If your plugs look like you put them in yesterday (no color on the insulator) you may be running too hot a heat range. I would go at least two ranges cooler which will help your detonation and mixture. The current gas we have now, plus the more powerful ignition can tolerate a much cooler plug.

At idle you should have NO vacuum at the advance if connected per the factory TSM. You should be connected to the timed (passenger side) vacuum port on the carb. If you have vacuum at idle from this port, your throttle plates are too far open to accurately set the idle mixture.
 
Does the car run hot? If not you may be able to run a colder plug. You should start to show some color on your plugs if you`ve run it some now. If they`re too clean you may be running too lean or too hot of a plug. I`m running either 63`s or N9Y Champions in my car and they are a nice chocolate brown. You`ll be okay with the MP electronic ignition as it is from the box. Although there`s always room to dial it in, just installing the electronic will be a great improvement over your single point. Are the idle mixture screws on your carburetor leaded over? If so, they may be set too lean. I do think the throttle plate is not covering the venturi at idle therefore drawing vacuum from the run circuit and increasing idle speed. You may have to back off the idle speed adjustment ,advance the timing, and richen your fuel/air mixture. With that you should be able to position the throttle plate over the vacuum advance orifice.

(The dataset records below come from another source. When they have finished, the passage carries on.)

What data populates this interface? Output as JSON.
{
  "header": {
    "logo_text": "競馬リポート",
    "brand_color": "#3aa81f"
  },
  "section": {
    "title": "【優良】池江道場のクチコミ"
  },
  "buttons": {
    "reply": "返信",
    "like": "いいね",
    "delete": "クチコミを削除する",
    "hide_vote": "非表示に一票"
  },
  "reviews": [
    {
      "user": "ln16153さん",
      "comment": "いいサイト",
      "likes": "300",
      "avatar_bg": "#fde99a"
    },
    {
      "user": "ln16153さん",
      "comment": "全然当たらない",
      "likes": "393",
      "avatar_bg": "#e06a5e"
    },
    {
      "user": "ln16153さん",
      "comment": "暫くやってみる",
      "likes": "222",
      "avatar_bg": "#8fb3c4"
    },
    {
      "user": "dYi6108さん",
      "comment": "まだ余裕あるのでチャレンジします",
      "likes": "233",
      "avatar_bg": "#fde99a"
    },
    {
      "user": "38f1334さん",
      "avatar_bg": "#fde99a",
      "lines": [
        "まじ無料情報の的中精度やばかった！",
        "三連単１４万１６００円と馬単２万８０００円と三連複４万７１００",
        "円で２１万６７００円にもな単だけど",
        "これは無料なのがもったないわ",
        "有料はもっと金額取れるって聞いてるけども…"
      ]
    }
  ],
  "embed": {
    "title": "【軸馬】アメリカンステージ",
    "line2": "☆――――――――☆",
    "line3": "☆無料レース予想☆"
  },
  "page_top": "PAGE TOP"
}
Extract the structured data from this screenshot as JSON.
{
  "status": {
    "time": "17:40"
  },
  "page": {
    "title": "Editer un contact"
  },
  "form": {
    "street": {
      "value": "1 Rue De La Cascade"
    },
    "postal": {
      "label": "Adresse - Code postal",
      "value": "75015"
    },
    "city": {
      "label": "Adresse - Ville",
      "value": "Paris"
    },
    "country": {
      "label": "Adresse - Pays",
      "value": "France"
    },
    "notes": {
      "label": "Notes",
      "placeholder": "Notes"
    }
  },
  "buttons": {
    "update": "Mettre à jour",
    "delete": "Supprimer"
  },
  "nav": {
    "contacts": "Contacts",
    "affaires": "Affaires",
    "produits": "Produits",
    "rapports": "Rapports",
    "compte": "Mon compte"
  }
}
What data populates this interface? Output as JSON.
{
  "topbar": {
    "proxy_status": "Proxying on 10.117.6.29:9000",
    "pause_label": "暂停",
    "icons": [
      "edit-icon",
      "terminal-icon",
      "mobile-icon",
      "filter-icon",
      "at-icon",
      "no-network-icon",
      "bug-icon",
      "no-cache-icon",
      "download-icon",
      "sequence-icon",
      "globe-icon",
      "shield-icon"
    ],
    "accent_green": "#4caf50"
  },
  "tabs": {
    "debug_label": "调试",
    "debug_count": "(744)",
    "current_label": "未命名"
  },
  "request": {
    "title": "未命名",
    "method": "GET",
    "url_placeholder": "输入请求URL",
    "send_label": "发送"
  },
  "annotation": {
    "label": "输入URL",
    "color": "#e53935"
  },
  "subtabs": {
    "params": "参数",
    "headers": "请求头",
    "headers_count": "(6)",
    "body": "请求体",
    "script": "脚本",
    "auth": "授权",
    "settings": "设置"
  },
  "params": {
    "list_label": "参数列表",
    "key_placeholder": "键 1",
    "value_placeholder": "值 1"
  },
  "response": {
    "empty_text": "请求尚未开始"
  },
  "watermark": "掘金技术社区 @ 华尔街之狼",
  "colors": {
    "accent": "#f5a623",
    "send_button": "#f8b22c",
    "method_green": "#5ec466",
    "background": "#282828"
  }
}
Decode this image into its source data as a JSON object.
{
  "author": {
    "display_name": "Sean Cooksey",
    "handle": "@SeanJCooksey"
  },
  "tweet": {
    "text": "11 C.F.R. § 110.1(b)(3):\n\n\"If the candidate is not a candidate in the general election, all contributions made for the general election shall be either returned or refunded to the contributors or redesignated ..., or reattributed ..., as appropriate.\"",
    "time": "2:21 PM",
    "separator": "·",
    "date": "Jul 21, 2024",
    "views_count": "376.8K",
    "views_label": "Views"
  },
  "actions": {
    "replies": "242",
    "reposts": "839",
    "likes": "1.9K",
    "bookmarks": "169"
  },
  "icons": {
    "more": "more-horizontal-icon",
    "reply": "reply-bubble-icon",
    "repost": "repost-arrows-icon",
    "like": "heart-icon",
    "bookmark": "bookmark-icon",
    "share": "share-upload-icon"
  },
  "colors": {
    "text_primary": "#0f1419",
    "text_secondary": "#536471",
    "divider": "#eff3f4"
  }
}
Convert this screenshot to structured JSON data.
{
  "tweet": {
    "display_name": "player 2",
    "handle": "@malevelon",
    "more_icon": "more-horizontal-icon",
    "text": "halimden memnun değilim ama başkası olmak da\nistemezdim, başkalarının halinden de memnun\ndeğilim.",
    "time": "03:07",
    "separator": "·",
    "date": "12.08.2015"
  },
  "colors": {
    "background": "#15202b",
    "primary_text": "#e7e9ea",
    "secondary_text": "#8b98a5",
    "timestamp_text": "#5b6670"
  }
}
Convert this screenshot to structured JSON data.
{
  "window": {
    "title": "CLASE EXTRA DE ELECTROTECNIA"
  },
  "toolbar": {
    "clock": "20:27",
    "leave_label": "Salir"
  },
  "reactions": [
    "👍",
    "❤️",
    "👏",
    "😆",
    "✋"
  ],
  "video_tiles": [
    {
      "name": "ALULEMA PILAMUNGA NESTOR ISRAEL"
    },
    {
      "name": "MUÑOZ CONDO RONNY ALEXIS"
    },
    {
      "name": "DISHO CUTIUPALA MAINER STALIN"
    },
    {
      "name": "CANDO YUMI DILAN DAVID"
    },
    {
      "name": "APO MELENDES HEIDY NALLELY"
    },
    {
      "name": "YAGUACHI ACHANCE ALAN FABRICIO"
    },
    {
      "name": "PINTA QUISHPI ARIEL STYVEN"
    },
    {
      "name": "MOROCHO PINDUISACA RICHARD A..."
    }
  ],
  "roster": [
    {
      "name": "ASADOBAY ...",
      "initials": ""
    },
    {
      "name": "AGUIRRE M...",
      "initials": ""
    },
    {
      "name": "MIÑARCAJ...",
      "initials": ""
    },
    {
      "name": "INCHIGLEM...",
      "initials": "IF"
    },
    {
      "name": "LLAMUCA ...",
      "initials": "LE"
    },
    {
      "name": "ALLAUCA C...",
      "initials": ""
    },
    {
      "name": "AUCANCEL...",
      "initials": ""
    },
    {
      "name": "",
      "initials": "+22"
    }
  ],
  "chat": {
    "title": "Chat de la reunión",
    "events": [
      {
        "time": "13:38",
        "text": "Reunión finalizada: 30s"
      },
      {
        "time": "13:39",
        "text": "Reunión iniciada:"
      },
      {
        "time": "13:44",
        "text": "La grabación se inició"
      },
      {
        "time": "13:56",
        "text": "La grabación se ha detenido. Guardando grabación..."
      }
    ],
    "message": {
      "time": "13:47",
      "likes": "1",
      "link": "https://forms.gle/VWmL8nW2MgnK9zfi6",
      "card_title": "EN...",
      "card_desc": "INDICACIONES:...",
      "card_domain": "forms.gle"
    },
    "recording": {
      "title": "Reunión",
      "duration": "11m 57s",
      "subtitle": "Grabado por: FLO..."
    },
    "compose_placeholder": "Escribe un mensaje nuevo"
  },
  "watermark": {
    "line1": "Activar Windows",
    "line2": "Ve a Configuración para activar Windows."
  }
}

Let us know what you do George.
 
I took so long to post that reply, that C130 Chief said almost the same thing I did.........oh well, but you get the gist.
 
Chief & Longgone--

I can replace the plugs with a #63 easily enough.
The carb questions.....you keep asking about adjustment screws. There is only one screw to adjust, dead center in front of the carb. It is about one full turn out.
The car does not run hot, based on the factory gauge.

Chief,
I will have to play around with the carb a bit to see if I can get the vacuum advance port to stop pulling vacuum at idle. It has a strong signal at idle.
Currently, with the Vacuum Advance disconnected, the idle timing is about 8º BTDC. Once I reconnect the VA, the idle speed goes way up again.
The vacuum advance is connected to the port you describe. There is only one port to use with this carb.
I will post some pictures of the carb tomorrow night.
Thanks for the help guys.

George
 
They`re leaded over on your carb then George, an early emission control. You`ll have to idle the car down some.....about 650 rpm , to see if you can get the throttle plates in the carb to shut enough to close off the orifice to that vacuum advance tubing port.
 
No way!
Yep, my carb has the lead plugs. I gotta get those off there. My idle is crappy too. I need to richen up the carb a bit.
Off to work, chat later, and THANKS guys.